Google Inc.'s plans to shorten the life span of cookies installed on a user's computer, ostensibly to improve user privacy, is being dismissed by some as complete hype.

Apart from making it appear that the company is taking steps to address growing privacy concerns related to its data storing habits, in reality, the move changes very little, observers said.

"No users will experience any gains in privacy at all due to Google's change in policy," said Randy Abrams, director of technical education at ESET, a vendor of antivirus products in San Diego. "It's not a bad idea. It's just a worthless one. [Google's announcement either] demonstrates a complete lack of understanding about the role cookies can play in privacy, or else utter contempt for the intellect of Google users."

In a blog post on Monday, Google's global privacy counsel, Peter Fleischer, said that in the coming months, the company will start issuing user cookies that will be set to autoexpire after two years. Currently, the cookies set by Google on a user's computer are designed to expire in 2038 -- unless users set their browsers to delete them sooner, he said

"After listening to feedback from our users and from privacy advocates, we've concluded that it would be a good thing for privacy to significantly shorten the lifetime of our cookies," Fleischer said.

But the fact that Google's cookies will autorenew every time a user visits a Google Web site completely negates any effect the move might have had, Abrams said. Only users who do not return to Google for two years will have their cookies autoexpire after that period. In all other cases, cookies will autorenew and reset their life spans with each visit to a Google site.

Consequently, the move has no effect on Google's existing privacy posture, said Pete Lindstrom, an analyst at the Burton Group in Midvale, Utah. "As far as I can tell, there's going to be no change to the effective level of their intrusiveness, which I don't think is too significant in the first place. Maybe they want to get a little bit of privacy press."

Google did not immediately respond to a request for comment.

Google's plans to shorten the life span of its cookies come amid growing concerns, especially in the European Union (EU), about its data retention policies. In June, Privacy International, a global privacy advocacy group, placed Google at the bottom of a list of 23 Internet companies for "comprehensive consumer surveillance and entrenched hostility to privacy."

In June, Google announced that it would anonymize its search server logs, including IP addresses and cookie ID numbers after 18 months. That move was in response to a letter sent in May by the EU's Article 29 Data Protection Working Party, which expressed concerns about the length of time Google stores information in its search server logs (download PDF).
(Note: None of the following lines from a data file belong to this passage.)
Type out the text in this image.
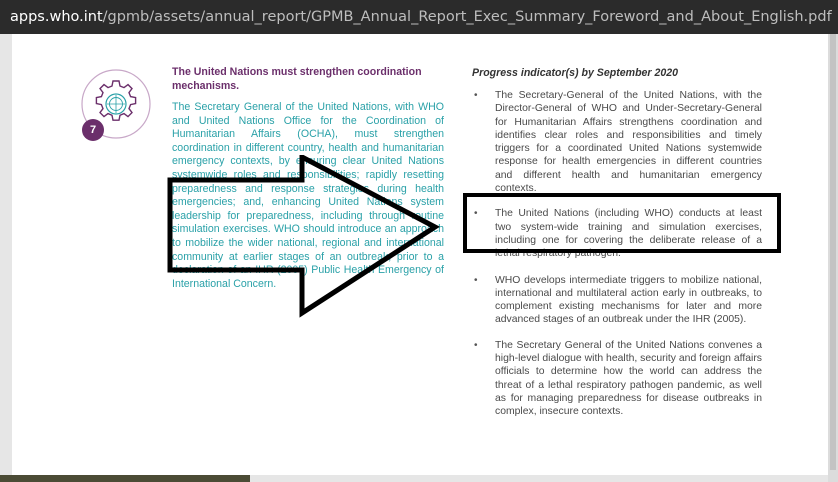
apps.who.int/gpmb/assets/annual_report/GPMB_Annual_Report_Exec_Summary_Foreword_and_About_English.pdf
7
The United Nations must strengthen coordination mechanisms.
The Secretary General of the United Nations, with WHO and United Nations Office for the Coordination of Humanitarian Affairs (OCHA), must strengthen coordination in different country, health and humanitarian emergency contexts, by ensuring clear United Nations systemwide roles and responsibilities; rapidly resetting preparedness and response strategies during health emergencies; and, enhancing United Nations system leadership for preparedness, including through routine simulation exercises. WHO should introduce an approach to mobilize the wider national, regional and international community at earlier stages of an outbreak, prior to a declaration of an IHR (2005) Public Health Emergency of International Concern.
Progress indicator(s) by September 2020
• The Secretary-General of the United Nations, with the Director-General of WHO and Under-Secretary-General for Humanitarian Affairs strengthens coordination and identifies clear roles and responsibilities and timely triggers for a coordinated United Nations systemwide response for health emergencies in different countries and different health and humanitarian emergency contexts.
• The United Nations (including WHO) conducts at least two system-wide training and simulation exercises, including one for covering the deliberate release of a lethal respiratory pathogen.
• WHO develops intermediate triggers to mobilize national, international and multilateral action early in outbreaks, to complement existing mechanisms for later and more advanced stages of an outbreak under the IHR (2005).
• The Secretary General of the United Nations convenes a high-level dialogue with health, security and foreign affairs officials to determine how the world can address the threat of a lethal respiratory pathogen pandemic, as well as for managing preparedness for disease outbreaks in complex, insecure contexts.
The letter, addressed to Fleischer, noted that server logs contain information that could be linked to an identified or identifiable person and therefore come under the purview of European data protection laws. In the same letter, the EU group also expressed concern about the 30-year life span of the cookies that Google installs on user systems. The letter noted that the Google's cookie life span was "disproportionate" to its stated purpose of storing user preference information.